Lets look at the studies showing a negative impact on DAA affects hey?
https://www.ncbi.nlm.nih.gov/pmc/articles/PMC4384294/
This study done on a whopping 24 bros in the gym, 100% all natty yeah? how come no one cares about the fact the
average total testosterone reading qualifies them to be on TRT using our new extreme measurement criteria in Australia? before you you discredit Australia for not being America, have a look where the study was done.
I mean look at their selection criteria, now tell me... whats the odds 24 guys between 18-36 have a baseline testosterone so low the qualify for PBS TRT? You seriously think there has been no AAS abuse here? OFC if the study actually tested LH or FSH we would know more (which is weird considering DAA is proposed to boost LH?) instead they tested fking albumin, which is worthless.

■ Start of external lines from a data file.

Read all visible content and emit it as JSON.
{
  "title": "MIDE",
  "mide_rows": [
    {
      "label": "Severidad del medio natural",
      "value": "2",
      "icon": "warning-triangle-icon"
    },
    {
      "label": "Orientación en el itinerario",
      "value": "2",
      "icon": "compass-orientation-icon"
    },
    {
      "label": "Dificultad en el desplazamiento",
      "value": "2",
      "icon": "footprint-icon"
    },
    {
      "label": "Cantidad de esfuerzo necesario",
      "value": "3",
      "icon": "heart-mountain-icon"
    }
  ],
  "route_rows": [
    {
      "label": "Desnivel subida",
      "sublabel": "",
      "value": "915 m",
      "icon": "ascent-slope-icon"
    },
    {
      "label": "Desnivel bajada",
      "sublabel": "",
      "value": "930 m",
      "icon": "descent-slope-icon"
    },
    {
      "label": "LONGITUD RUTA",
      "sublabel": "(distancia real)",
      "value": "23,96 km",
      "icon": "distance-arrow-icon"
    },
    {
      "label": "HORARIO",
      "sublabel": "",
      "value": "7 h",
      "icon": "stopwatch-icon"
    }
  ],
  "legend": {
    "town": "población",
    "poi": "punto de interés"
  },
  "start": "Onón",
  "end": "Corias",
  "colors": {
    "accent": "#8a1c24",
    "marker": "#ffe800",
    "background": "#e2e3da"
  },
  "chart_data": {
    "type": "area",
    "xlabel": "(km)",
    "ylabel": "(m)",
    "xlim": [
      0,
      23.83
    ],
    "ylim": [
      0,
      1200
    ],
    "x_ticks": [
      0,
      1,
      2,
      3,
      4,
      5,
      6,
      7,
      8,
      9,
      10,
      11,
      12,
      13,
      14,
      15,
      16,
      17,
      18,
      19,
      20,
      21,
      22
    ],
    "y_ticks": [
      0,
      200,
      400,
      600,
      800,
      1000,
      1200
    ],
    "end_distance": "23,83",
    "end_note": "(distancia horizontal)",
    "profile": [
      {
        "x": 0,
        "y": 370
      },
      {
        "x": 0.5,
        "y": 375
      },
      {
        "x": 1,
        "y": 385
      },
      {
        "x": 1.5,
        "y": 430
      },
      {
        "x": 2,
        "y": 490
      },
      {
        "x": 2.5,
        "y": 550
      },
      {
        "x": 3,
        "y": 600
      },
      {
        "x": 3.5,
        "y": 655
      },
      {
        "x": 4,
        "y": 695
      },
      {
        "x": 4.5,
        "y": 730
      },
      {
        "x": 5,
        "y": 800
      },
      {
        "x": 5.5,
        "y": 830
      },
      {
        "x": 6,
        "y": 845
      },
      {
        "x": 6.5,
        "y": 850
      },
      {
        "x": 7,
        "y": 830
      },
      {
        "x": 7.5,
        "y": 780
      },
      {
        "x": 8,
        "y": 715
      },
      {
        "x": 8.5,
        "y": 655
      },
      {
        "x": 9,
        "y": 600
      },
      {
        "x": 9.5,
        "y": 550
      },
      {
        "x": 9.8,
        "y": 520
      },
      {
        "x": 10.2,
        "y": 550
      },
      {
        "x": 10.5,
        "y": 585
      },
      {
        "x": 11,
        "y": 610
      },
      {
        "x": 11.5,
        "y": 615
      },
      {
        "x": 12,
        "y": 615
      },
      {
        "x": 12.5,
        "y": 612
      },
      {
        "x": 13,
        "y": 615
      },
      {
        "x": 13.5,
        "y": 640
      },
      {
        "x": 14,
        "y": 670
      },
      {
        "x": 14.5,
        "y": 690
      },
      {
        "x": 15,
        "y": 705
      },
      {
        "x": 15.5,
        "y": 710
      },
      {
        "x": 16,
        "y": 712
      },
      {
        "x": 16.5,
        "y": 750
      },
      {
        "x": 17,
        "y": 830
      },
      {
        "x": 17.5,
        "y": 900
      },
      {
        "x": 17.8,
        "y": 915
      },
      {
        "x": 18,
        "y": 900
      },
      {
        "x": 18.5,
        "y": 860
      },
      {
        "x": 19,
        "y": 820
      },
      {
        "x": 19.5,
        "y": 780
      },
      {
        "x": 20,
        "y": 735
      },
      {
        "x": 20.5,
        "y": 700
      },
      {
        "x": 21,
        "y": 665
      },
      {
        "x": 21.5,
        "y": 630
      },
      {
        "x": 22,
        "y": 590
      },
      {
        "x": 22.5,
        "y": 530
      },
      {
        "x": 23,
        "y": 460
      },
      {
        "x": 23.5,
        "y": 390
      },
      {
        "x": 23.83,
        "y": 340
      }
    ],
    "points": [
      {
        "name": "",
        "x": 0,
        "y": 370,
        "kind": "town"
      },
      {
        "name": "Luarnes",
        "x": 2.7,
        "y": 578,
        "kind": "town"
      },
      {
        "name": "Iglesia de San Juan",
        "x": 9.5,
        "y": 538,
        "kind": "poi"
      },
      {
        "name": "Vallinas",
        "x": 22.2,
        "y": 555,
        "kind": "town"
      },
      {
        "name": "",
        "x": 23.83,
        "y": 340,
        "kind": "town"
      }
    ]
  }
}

The elsevier article i can't see the full text.
https://www.ncbi.nlm.nih.gov/pmc/articles/PMC5571970/
This article are done by the same aussies who did the first article, using the same participants (only 22 of them this time) .... and guess what
they all still qualify for TRT!!!.
So 2 of the 3 articles "debunking" DAA are done on participants who should actually be on TRT, the third article i can't look at.
So what can we actually conclude? DAA may not have a benefit on those requiring TRT.
Btw this isn't a personal attack at you, i just know that you're always examining research for what it is, as opposed to the majority here who just parrot what someone else says. Others in here and myself have bloods showing DAA worked, afaic there is not sufficient evidence to suggest it doesn't, these studies are garbage and should not be held as any scientific relevance.